4.8. De rechtbank stelt vast dat zich op de locatie te [plaats A.] van het bedrijf van eisers feitelijk een omschakeling heeft voorgedaan van varkens naar runderen. Eisers hebben niet betwist dat zij in 2002 geen varkenshouders meer waren. Volgens de Staat was het aantal door eisers gehouden varkens in 2001 (gemiddeld) nog 46, tegenover 131 in het jaar daarvoor. Volgens de door eisers overgelegde landbouwtelling was hun aantal varkens in 2001 60, tegenover 148 in het voorgaande jaar. De rechtbank leidt uit dit verloop af dat eisers halverwege 2001 met het houden van varkens zijn gestopt. Daartoe waren zij niet verplicht, ook niet op grond van het besluit van 1 september 1999. Nadat eisers waren gestopt met de varkenshouderij, zijn zij kennelijk hun varkensrechten gaan benutten voor het houden van runderen. De rechtbank houdt het ervoor dat hun beslissing om de varkenshouderij geheel te staken was ingegeven door hun wens om zich volledig op de rundveehouderij te richten, nu eisers daarvoor geen andere verklaring hebben gegeven. Die beslissing kan dan ook niet meer worden geacht door het registratietekort te zijn veroorzaakt. De schade die eisers vanaf 1 juli 2001 hebben geleden, kan dus niet als een gevolg van zijn onrechtmatige daad aan de Staat worden toegerekend.

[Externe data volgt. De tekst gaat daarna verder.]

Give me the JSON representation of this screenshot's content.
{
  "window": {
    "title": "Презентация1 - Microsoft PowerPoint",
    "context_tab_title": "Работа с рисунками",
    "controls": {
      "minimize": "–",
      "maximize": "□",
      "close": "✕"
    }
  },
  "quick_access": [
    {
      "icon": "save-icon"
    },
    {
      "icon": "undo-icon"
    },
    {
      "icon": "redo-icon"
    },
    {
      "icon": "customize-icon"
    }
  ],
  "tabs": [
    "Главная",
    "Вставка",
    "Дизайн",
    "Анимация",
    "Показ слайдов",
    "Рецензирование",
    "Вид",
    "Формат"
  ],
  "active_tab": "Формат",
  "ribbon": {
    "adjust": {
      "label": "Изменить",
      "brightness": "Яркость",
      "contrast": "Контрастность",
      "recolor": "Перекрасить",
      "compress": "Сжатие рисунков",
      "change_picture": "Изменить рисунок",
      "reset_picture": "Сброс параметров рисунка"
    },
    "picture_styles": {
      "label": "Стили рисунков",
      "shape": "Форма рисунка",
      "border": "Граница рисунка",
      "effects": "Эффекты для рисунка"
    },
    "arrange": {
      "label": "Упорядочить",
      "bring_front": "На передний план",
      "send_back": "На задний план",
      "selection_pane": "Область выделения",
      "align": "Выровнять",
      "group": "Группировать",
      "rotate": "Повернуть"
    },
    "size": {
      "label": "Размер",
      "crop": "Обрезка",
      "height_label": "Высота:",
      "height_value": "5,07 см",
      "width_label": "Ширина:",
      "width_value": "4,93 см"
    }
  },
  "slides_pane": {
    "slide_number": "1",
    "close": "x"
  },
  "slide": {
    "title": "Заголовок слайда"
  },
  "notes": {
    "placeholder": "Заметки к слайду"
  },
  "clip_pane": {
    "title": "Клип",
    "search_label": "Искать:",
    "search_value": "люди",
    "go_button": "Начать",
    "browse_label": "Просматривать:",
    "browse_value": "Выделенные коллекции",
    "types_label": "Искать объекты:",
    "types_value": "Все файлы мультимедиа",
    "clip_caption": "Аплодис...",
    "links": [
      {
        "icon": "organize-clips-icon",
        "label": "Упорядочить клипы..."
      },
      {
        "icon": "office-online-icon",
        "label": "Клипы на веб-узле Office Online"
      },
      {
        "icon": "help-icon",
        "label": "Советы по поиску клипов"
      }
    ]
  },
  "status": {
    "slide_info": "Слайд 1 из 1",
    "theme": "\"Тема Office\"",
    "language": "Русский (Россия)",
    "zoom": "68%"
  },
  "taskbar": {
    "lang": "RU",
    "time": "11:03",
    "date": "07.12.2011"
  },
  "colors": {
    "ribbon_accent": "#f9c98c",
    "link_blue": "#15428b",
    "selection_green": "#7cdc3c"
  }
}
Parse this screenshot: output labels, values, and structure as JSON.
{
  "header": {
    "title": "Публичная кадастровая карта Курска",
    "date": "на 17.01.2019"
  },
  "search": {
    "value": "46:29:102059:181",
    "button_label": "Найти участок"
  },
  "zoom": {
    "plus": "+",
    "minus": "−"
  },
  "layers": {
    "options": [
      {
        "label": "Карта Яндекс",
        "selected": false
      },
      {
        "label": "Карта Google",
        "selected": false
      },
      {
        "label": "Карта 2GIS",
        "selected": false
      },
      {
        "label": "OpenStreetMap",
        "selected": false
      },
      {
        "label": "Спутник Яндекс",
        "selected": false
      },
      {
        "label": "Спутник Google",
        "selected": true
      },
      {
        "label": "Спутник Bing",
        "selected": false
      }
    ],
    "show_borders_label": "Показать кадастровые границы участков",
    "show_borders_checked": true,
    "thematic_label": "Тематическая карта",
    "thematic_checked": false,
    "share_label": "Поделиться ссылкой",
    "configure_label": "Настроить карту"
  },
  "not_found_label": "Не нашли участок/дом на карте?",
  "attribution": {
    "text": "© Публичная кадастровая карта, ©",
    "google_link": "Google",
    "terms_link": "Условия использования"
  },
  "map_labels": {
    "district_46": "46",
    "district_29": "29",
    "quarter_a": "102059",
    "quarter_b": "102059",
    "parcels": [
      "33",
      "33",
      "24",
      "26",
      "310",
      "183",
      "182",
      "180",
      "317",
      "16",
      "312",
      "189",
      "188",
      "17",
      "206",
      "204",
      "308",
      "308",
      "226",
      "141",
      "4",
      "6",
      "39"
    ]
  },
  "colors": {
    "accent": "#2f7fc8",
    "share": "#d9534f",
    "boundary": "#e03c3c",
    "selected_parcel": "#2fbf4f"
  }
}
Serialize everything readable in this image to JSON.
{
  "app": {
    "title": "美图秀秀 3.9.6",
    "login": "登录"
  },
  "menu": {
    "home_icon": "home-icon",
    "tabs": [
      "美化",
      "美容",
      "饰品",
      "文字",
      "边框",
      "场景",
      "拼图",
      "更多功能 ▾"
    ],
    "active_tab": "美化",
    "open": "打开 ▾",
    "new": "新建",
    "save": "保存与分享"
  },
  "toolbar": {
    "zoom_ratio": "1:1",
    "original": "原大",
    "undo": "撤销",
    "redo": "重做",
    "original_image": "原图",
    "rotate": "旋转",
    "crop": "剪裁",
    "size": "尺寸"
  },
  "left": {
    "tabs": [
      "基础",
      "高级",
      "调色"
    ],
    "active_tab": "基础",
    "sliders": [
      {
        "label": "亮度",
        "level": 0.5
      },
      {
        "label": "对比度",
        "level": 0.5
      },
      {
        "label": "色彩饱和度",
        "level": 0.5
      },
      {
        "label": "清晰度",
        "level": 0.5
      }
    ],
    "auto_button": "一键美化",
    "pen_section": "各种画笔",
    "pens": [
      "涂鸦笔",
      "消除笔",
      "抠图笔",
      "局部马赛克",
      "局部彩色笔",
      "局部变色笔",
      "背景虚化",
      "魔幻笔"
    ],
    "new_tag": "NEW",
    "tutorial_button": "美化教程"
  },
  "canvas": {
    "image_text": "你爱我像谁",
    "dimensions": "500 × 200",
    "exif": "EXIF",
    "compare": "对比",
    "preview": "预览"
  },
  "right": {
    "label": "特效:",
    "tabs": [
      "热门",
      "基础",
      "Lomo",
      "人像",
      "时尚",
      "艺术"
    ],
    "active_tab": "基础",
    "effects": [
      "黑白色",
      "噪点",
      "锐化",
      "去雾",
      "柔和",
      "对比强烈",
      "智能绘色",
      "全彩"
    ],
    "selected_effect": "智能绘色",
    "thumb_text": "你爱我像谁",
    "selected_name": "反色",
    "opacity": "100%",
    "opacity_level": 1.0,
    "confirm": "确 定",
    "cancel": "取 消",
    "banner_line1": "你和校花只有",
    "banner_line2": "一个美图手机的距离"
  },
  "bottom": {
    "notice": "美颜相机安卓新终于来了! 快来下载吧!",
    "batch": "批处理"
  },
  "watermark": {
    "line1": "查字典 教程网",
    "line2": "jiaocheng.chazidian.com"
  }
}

Het besluit van 1 september 1999 kan uiteraard evenmin schade hebben veroorzaakt gedurende de periode van januari tot en met augustus 1999.
Een en ander betekent dat nog slechts de schade over de periode vanaf 1 september 1999 tot en met 30 juni 2001 aan de orde is. Deze valt aan de hand van de door eisers overgelegde schadeberekening te begroten op ten hoogste ({? x 4.633} + 20.630 + {1/2 x 21.464} =) € 32.907,- (afgerond).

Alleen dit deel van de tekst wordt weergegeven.